Pour Pierre Bühler, toute la loi sur les étrangers devrait être révisée : « Elle est trop dure, trop extrême. Et je pense que la Suisse est en train de durcir constamment sa politique d’asile et de migration, en lien avec l’Europe. Tenez : on a pu voir un policier grec repousser des bateaux de réfugiés au lieu de les laisser accoster : je crois que c’est un acte très symbolique de ce que fait l’Europe actuellement et la Suisse participe à cet effort-là. » Selon le théologien, la question de l’asile est un lieu de mise à l’épreuve des convictions éthiques. « Il y a aussi eu des tirs à balles réelles pour faire fuir des personnes. Et puis les migrants dans les camps ont la gale, on leur donne de la nourriture avariée... l’Europe est en train de se vendre du point de vue de ses valeurs, elle qui était le berceau des déclarations des droits humains. Cela me met en colère. »

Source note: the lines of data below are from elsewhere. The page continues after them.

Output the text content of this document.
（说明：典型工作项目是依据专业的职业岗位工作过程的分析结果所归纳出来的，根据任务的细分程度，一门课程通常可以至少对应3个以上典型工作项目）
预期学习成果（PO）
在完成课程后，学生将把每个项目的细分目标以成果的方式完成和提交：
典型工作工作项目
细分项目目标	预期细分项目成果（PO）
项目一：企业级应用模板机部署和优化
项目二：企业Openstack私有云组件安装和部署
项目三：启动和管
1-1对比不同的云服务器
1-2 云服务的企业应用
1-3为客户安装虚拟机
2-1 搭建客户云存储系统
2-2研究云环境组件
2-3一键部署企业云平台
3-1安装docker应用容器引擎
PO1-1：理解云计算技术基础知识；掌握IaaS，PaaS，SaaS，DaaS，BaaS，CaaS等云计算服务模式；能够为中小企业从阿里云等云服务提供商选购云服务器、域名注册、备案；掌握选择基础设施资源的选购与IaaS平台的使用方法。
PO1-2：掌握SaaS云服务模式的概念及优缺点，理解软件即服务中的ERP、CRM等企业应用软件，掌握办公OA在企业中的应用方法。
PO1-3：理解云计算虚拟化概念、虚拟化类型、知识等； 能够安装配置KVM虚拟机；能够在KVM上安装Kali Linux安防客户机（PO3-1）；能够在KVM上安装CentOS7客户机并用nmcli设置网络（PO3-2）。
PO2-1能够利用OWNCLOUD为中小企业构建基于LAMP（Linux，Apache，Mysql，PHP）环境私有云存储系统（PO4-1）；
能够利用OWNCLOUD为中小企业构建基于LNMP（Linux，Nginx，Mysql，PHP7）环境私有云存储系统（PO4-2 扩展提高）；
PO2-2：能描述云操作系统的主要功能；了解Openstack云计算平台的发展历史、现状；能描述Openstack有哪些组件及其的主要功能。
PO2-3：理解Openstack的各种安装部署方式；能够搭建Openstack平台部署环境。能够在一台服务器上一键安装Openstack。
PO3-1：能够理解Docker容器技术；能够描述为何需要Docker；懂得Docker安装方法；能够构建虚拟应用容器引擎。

« Il faudra encore se battre »
L’acquittement de Norbert Valley est ainsi une victoire, mais pas complète. « Ce qui me laisse dubitatif, c’est que le juge a dit que c’est parce que je n’avais pas suffisamment aidé mon ami qu’il pouvait prononcer l’acquittement, a d’ailleurs réagi d’emblée Norbert Valley dès l’annonce de son acquittement. Cela veut dire que cela ne résout pas le problème de tous les autres aidants, et cela veut dire qu’il faudra se battre encore pour que la loi change. » Le juge a en effet utilisé sa marge d’interprétation concernant la loi sur les étrangers pour estimer que le pasteur n’avait fourni qu’une aide ponctuelle et discontinue à l’homme togolais dont la demande d’asile avait été rejetée et qui séjournait par conséquent illégalement en Suisse. Norbert Valley lui avait donné la clé de l’Eglise évangélique du Locle, pour qu’il puisse au besoin y dormir et manger les denrées gardées au réfrigérateur.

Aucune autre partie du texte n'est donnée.